"Was könnte an mit einer kritischen Kulturinvention am Berliner Mercedesplatz alles thematisieren, wenn es um die Frage von Recht auf Stadt und Mieten geht in Berlin geht? Schließlich ist es das Zentrum jeder kapitalistischen Spreecity, die dafür sorgt, dass Menschen mit kleinen und auch mit mittleren Einkommen sich oft eine Wohnung zumindest in bestimmten Stadtteilen von Berlin nicht mehr leisten können. Sie müssen dann in die Randstadtteile oder gleich nach Brandenburg ausweichen.
Reaktionäre Ökoromantik
Und dann propagiert das neueste Kulturprojekt von De La Hengt gerade diese Flucht auf Land. Das sah dann ganz konkret so aus, dass da ein gläsernes Boot an der Spreeanlagestelle vor dem Mercedes-Platz anlegte. Am Ufer standen ca. 50 Menschen, sie winkten dem Boot zu und hatten Schilder in der Hand, auf denen stand: "Wir haben Platz" etc. Auf einer Empore stand in einen roten Mantel gekleidet Bernadette de la Hengst mit Gitarre und trällerte einen Song mit eher belanglosen Text. Gruseliger war das ökoromantische Geschwätz des Mannes im Boot, der das Publikum auffordete, mit ihm aufs Land zu kommen. Dabei bediente er eine reaktionäre Gegenüberstellung der gefrässigen, gierigen Stadt versus dem guten Landleben, wo mensch die Erde noch selber spürt. Solche Stadt-Land Gegenüberstellungen gehörten zu den Theorieelementen vieler konservativer und rechter Gruppen schon in der Weimarer Republik. Auch sie feierten das einfache Landleben ab und stellen die angeblich verderbte Stadt gegenüber.

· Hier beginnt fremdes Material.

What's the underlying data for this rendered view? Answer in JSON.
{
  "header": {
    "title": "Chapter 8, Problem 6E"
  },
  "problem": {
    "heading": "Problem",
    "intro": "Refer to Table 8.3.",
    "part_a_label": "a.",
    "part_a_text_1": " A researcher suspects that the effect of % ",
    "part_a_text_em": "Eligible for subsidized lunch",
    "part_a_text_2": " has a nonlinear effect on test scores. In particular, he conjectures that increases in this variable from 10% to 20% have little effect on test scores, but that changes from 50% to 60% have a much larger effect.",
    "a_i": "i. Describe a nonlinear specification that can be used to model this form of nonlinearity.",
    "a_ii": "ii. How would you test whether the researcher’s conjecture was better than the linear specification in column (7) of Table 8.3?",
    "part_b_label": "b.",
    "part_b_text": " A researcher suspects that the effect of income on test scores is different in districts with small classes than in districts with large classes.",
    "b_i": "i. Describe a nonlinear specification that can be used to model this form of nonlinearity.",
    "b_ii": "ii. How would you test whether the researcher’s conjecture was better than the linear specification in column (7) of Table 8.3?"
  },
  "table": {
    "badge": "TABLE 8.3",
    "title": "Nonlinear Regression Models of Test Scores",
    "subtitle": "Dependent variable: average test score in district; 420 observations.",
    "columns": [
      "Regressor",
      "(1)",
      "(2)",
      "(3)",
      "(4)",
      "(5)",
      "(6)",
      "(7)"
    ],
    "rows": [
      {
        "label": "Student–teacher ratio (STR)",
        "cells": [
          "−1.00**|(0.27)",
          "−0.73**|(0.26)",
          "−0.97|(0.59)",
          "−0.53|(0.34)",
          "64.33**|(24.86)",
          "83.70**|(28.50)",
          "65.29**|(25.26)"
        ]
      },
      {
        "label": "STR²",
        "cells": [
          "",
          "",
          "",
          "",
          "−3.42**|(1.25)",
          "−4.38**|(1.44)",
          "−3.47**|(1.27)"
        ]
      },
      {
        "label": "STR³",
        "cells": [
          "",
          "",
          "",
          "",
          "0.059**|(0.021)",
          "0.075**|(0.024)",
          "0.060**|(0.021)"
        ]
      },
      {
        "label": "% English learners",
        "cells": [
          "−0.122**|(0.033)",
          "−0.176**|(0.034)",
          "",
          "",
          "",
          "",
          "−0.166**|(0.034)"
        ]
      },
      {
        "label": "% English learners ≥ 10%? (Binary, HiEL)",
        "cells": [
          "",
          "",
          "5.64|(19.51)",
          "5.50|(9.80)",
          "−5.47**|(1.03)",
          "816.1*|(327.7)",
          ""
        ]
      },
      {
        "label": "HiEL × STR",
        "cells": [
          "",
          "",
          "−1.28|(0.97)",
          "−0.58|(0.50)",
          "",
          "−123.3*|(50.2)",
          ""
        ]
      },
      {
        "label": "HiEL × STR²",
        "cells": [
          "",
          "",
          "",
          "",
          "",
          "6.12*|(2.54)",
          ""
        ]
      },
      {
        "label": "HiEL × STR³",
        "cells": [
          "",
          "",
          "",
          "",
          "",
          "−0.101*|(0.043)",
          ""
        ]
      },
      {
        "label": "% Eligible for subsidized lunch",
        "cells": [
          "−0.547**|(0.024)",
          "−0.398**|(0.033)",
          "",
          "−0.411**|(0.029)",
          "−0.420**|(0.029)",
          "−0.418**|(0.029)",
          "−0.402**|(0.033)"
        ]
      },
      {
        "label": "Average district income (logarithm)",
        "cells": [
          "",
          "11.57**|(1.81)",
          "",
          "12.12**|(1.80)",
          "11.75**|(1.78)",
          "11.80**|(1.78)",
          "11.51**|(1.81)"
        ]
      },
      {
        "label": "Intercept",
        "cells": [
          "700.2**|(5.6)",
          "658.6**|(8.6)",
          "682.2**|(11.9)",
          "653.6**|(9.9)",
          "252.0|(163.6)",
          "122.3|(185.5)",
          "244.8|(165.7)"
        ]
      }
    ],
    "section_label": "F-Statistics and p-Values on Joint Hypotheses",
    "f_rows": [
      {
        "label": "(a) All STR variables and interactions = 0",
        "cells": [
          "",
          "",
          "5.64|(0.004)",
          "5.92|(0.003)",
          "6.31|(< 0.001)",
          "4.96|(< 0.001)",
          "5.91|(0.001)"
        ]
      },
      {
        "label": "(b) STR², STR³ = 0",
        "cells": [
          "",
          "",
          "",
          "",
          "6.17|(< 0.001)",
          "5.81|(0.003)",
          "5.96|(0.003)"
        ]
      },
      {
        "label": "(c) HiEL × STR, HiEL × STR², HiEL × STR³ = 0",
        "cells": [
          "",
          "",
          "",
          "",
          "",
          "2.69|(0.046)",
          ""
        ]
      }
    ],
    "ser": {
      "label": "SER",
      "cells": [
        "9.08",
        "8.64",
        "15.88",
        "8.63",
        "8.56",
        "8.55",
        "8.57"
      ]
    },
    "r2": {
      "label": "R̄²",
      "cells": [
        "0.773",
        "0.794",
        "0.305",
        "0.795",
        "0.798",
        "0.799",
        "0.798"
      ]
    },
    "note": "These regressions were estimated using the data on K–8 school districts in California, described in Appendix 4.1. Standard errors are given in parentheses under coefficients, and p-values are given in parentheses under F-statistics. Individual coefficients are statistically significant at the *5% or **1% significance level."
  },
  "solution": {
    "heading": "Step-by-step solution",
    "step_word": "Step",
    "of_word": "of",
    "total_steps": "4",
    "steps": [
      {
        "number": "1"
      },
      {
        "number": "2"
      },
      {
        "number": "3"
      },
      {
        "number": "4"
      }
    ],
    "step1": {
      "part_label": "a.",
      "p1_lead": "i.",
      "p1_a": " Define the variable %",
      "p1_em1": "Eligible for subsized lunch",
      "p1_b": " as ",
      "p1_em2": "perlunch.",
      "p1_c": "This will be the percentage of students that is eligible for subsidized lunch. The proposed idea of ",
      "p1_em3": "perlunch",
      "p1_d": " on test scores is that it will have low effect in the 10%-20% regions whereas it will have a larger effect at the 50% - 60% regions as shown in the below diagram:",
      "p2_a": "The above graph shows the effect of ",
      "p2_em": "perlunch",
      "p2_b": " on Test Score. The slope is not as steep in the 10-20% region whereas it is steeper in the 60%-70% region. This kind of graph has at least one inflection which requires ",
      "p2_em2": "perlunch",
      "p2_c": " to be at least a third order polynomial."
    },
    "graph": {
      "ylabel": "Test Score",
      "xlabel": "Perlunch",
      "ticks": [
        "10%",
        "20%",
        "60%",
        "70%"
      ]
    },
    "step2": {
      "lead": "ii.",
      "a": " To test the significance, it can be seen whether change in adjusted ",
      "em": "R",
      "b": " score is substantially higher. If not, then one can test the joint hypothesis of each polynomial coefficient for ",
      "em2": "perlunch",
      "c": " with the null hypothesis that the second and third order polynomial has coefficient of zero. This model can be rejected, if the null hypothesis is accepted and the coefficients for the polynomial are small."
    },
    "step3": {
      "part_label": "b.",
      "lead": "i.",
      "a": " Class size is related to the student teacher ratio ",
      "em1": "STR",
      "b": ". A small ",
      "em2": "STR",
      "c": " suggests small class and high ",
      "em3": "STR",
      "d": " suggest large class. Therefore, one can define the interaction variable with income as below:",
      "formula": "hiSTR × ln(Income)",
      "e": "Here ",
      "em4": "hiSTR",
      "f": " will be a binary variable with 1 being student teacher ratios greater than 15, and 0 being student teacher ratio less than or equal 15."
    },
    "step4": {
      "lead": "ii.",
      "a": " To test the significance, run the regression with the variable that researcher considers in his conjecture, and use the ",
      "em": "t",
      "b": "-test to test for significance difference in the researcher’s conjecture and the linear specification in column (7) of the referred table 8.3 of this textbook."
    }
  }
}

Doch einige bei der Performance anwesenden Mieteraktivist*innen hatten noch eine andere Kritik. "Wir kämpfen dafür, in der Stadt wohnen zu bleiben, auch in den Kiezen, die die Immobilienwirtschaft im Visier haben, kritisierte eine Mieterin. Lobbyist*innen der Immobilienwirtschaft sagen uns immer, wenn ihr Euch die Mieten nicht mehr leisten können, könnt ihr ja aufs Land ziehen, sagte eine Mieterin. Daher skandierten sie kurz "Recht auf Stadt", Recht auf Stadt" in das Spektakel am Mercedesplatz. Es war eine kurze kapitalismuskritische Intervention. Ein großer Teil des Publikums schaute nur überrascht und indigniert. Übrigens fiel ansonsten bei der Performance das Wort Kapitalismus kein einziges Mal, und die Akteur*innen der Immobilienwirtschaft wurden nicht benannt. Und das im Schatten des Mercedeshochhauses im Favella-Stil, das noch im letzten Jahr berlinweit die höchsten Grundstückspreise aufwies. Zu Beginn der Parole-Pandemie blinkte dort der Schriftzug "Stay at Home" auch auf die vielen Wohnungslosen, die es in der Nähe gibt. Übrigens steht ein großer Teil dieses Towers leer. Recht auf Stadt würde auch heißen, wir gehen da rein, aber bestimmt nicht die Provinz. "Aufs Land da können uns auch nicht 10 Pferde hinbringen", sagte die Mieterin noch.